Posted by Unknown on Thursday, April 24, 2014


Earlier, Mr Fallon vowed that the Conservatives would end onshore wind subsidies, seen as deeply unpopular in Tory heartlands, if they win the 2015 election.


By contrast Tory ministers have given enthusiastic backing to shale gas despite the fears of some backbenchers that fracking will provoke local opposition.


Mr Fallon also played down the significance of planned changes to trespass laws to pave the way for shale gas exploration under properties without their owners' permission, as first revealed by the Telegraph in January.


“The fracking doesn’t take place beneath their home, what we are discussing is whether the horizontal drilling... the pipe should pass several thousand feet below your house, what the legal position is there," he told the Telegraph.


The comments contradict those by Ed Davey, the energy secretary, who yesterday told BBC Radio 4's Today programme: "It's not so much it's the pipelines it's the actual fracking process that can go horizontally underground and under different landowners' land. The real issue is the fracking process."
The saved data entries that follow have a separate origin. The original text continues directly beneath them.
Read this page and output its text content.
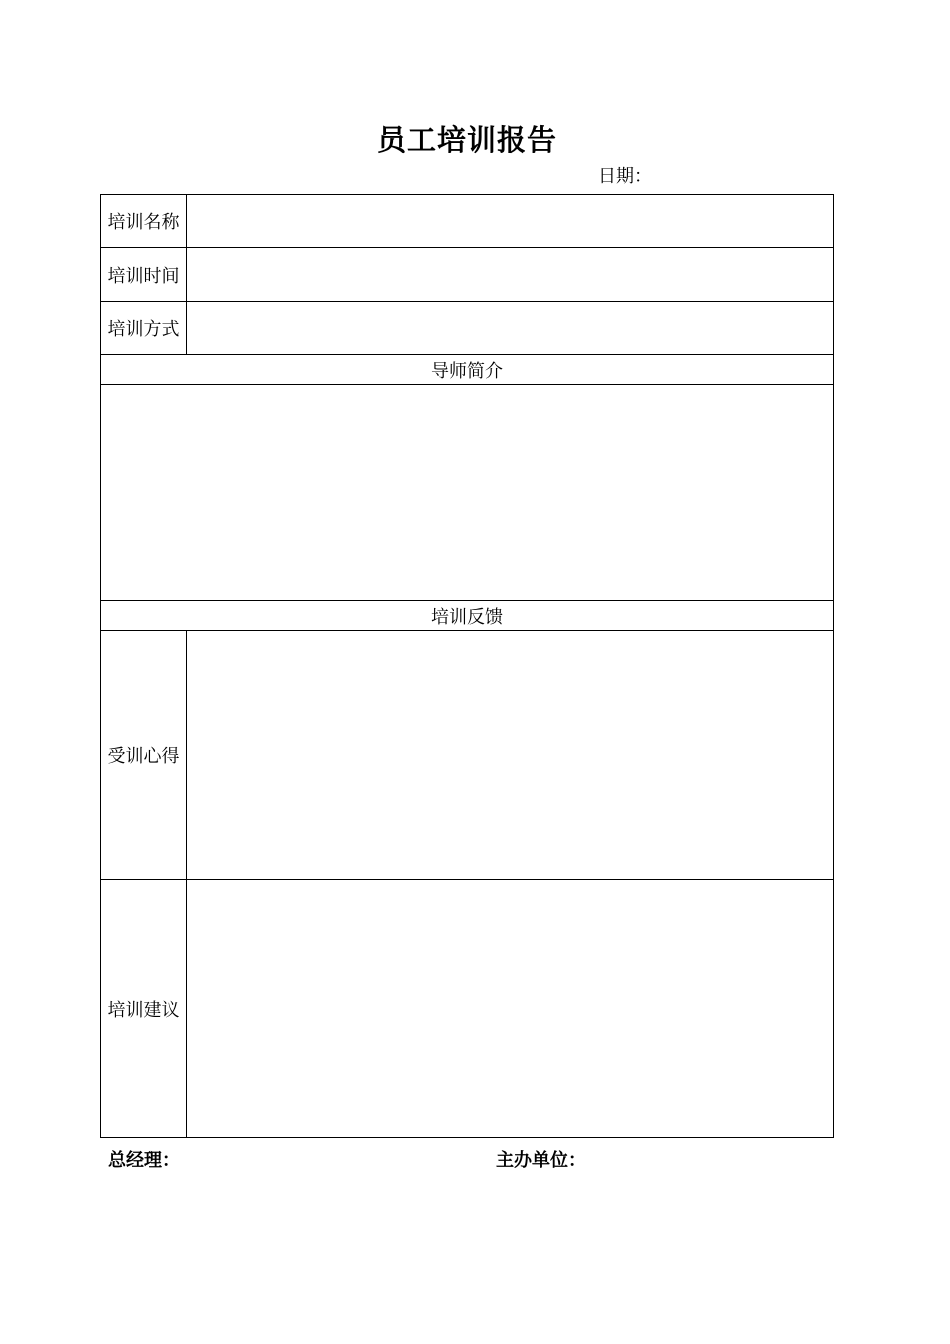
员工培训报告
日期：
培训名称	
培训时间	
培训方式	
导师简介	

培训反馈	
受训心得	
培训建议	
总经理：	主办单位：
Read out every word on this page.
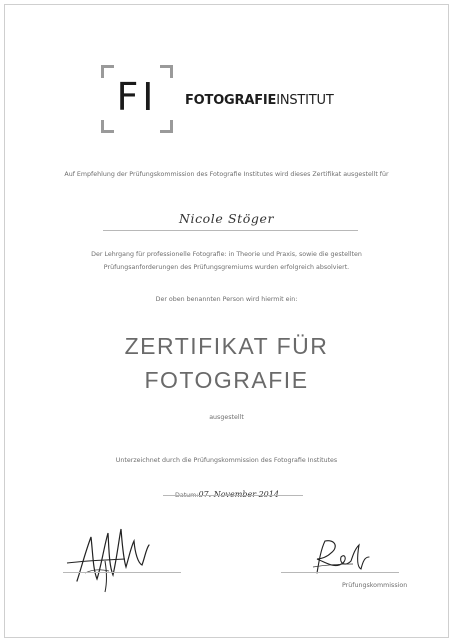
FI	FOTOGRAFIEINSTITUT
Auf Empfehlung der Prüfungskommission des Fotografie Institutes wird dieses Zertifikat ausgestellt für
Nicole Stöger
Der Lehrgang für professionelle Fotografie: in Theorie und Praxis, sowie die gestellten
Prüfungsanforderungen des Prüfungsgremiums wurden erfolgreich absolviert.
Der oben benannten Person wird hiermit ein:
ZERTIFIKAT FÜR
FOTOGRAFIE
ausgestellt
Unterzeichnet durch die Prüfungskommission des Fotografie Institutes
Prüfungskommission
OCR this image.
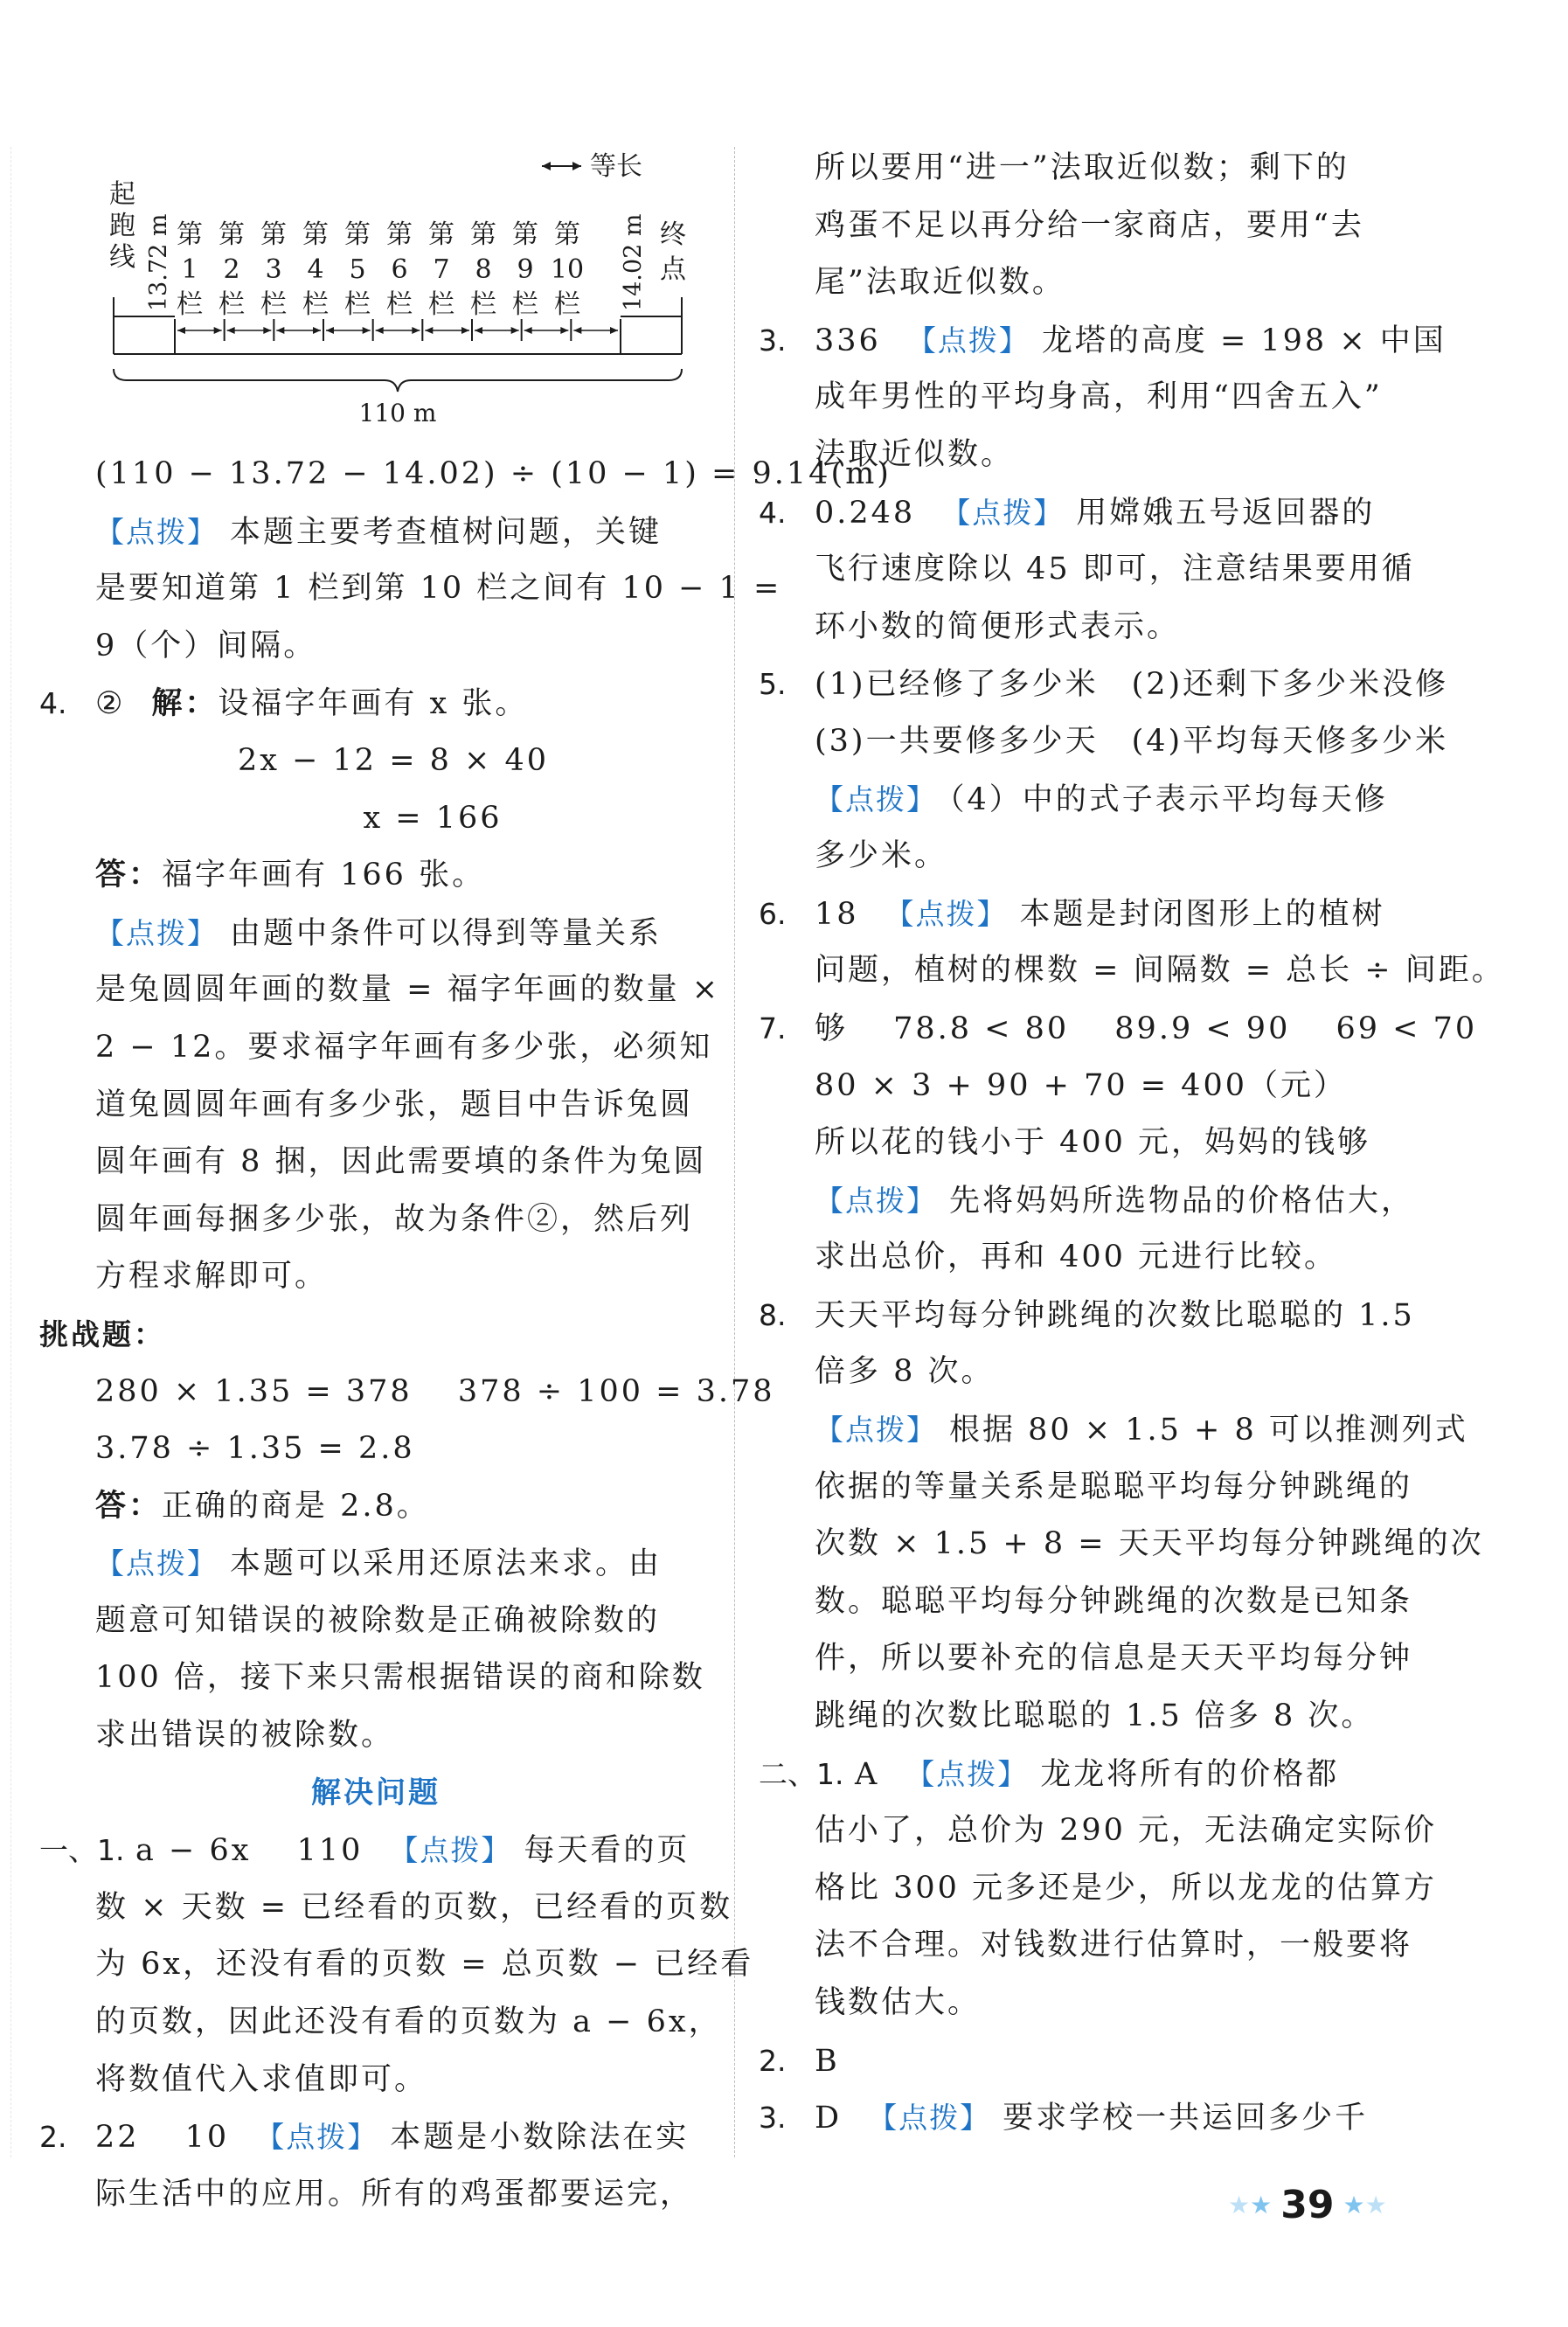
等长
起
跑
线 13.72 m 第
1
栏
第
2
栏
第
3
栏
第
4
栏
第
5
栏
第
6
栏
第
7
栏
第
8
栏
第
9
栏
第
10
栏 14.02 m 终
点
110 m
(110 − 13.72 − 14.02) ÷ (10 − 1) = 9.14(m)
【点拨】 本题主要考查植树问题，关键
是要知道第 1 栏到第 10 栏之间有 10 − 1 =
9（个）间隔。
4. ② 解：设福字年画有 x 张。
2x − 12 = 8 × 40
x = 166
答：福字年画有 166 张。
【点拨】 由题中条件可以得到等量关系
是兔圆圆年画的数量 = 福字年画的数量 ×
2 − 12。要求福字年画有多少张，必须知
道兔圆圆年画有多少张，题目中告诉兔圆
圆年画有 8 捆，因此需要填的条件为兔圆
圆年画每捆多少张，故为条件②，然后列
方程求解即可。
挑战题：
280 × 1.35 = 378　 378 ÷ 100 = 3.78
3.78 ÷ 1.35 = 2.8
答：正确的商是 2.8。
【点拨】 本题可以采用还原法来求。由
题意可知错误的被除数是正确被除数的
100 倍，接下来只需根据错误的商和除数
求出错误的被除数。
解决问题
一、1. a − 6x　 110 【点拨】 每天看的页
数 × 天数 = 已经看的页数，已经看的页数
为 6x，还没有看的页数 = 总页数 − 已经看
的页数，因此还没有看的页数为 a − 6x，
将数值代入求值即可。
2. 22　 10 【点拨】 本题是小数除法在实
际生活中的应用。所有的鸡蛋都要运完，
所以要用“进一”法取近似数；剩下的
鸡蛋不足以再分给一家商店，要用“去
尾”法取近似数。
3. 336 【点拨】 龙塔的高度 = 198 × 中国
成年男性的平均身高，利用“四舍五入”
法取近似数。
4. 0.248 【点拨】 用嫦娥五号返回器的
飞行速度除以 45 即可，注意结果要用循
环小数的简便形式表示。
5. (1)已经修了多少米　(2)还剩下多少米没修
(3)一共要修多少天　(4)平均每天修多少米
【点拨】 （4）中的式子表示平均每天修
多少米。
6. 18 【点拨】 本题是封闭图形上的植树
问题，植树的棵数 = 间隔数 = 总长 ÷ 间距。
7. 够　 78.8 < 80　 89.9 < 90　 69 < 70
80 × 3 + 90 + 70 = 400（元）
所以花的钱小于 400 元，妈妈的钱够
【点拨】 先将妈妈所选物品的价格估大，
求出总价，再和 400 元进行比较。
8. 天天平均每分钟跳绳的次数比聪聪的 1.5
倍多 8 次。
【点拨】 根据 80 × 1.5 + 8 可以推测列式
依据的等量关系是聪聪平均每分钟跳绳的
次数 × 1.5 + 8 = 天天平均每分钟跳绳的次
数。聪聪平均每分钟跳绳的次数是已知条
件，所以要补充的信息是天天平均每分钟
跳绳的次数比聪聪的 1.5 倍多 8 次。
二、1. A 【点拨】 龙龙将所有的价格都
估小了，总价为 290 元，无法确定实际价
格比 300 元多还是少，所以龙龙的估算方
法不合理。对钱数进行估算时，一般要将
钱数估大。
2. B
3. D 【点拨】 要求学校一共运回多少千
★ ★ 39 ★ ★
Mr Fallon said levels of compensation, if any, for affected homeowner were yet to be decided.


The Renewable Energy Association accused Mr Fallon of “political bluster” over his onshore wind vow and said the green energy industry already supported more UK jobs than shale gas could.


“This kind of nakedly political positioning from the Conservatives undermines all the positive work this Government has put into renewables. The shale gas industry has Government’s unwavering support, and yet according to its own figures its potential for jobs is less than the renewables industry already achieves in the UK," REA head of public affairs James Court said.